Salvadorans, Guatemalans, and Hondurans are moving toward the sort of stable, popular system that has served their Costa Rican neighbors so well. In 1979 Nicaraguans overthrew Somoza with similar hopes for their country, but the Sandinistas hijacked the revolution for their own purposes and dashed the hopes of the many democratic forces that helped bring down Somoza. In doing so, they imposed on the people of Nicaragua an alien ideology and the totalitarian controls associated with Soviet-style regimes, which also threaten their neighbors. This is what led to the creation of a national resistance and, ultimately, civil war.

 

Through the Central American peace plan, Nicaragua's neighbors have given the Sandinistas a clear message: Democratize, because until a democratic Nicaragua takes control of its own future, its problems will continue to be the problems of the entire region.

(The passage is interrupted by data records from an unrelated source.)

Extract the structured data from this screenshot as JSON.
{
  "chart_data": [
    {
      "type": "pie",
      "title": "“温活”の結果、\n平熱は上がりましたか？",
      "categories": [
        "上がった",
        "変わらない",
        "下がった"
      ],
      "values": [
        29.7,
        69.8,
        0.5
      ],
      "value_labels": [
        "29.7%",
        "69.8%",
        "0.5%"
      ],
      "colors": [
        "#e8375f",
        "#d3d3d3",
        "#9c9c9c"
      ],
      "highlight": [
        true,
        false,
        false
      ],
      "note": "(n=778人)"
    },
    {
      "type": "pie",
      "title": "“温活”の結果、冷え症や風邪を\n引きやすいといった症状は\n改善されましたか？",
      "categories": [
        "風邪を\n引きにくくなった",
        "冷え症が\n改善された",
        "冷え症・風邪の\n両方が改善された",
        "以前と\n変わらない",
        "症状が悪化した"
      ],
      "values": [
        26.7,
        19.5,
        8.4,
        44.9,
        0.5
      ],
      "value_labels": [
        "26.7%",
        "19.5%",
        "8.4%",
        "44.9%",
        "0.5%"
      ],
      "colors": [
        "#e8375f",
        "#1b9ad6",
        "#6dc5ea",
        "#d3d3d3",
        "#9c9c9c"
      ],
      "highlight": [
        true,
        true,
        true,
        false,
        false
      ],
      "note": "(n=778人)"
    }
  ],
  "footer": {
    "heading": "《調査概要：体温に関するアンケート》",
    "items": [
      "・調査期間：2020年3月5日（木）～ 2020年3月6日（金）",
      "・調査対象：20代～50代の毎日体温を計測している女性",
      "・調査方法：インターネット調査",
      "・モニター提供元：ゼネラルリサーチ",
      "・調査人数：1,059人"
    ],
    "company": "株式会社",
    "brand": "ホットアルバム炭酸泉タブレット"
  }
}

Nicaragua's key problem is not just a matter of words or particular elections, it is a matter of unilateral monopoly of power in a closed society. One day Daniel Ortega says he won't give up power in an election; the next day he says he will. Incidentally, in the last few weeks other Sandinista comandantes have tried to explain why they don't have to abide by free elections. What all this means is that Central Americans can't settle for promises. They did that once and are paying the price today. Nicaragua's democratic neighbors agree with us that Sandinista compliance with the regional peace accord will make or break the plan.

 

You asked whether the United States could live with the Sandinistas being a political force in Nicaragua. That's not up to us; that's a decision the Nicaraguan people must be allowed to make for themselves. Democracy and development are at the heart of our policy there. The monopoly ambitions of the Sandinista front are only a temporary obstacle standing between Central Americans and the freedom and prosperity they so desperately want and deserve.

 

Note: The questions and answers were released by the Office of the Press Secretary on February 12. One of the questions referred to the Group of Six, which consisted of India, Sweden, Argentina, Mexico, Tanzania, and Greece. Its principal aims were peace and nuclear disarmament.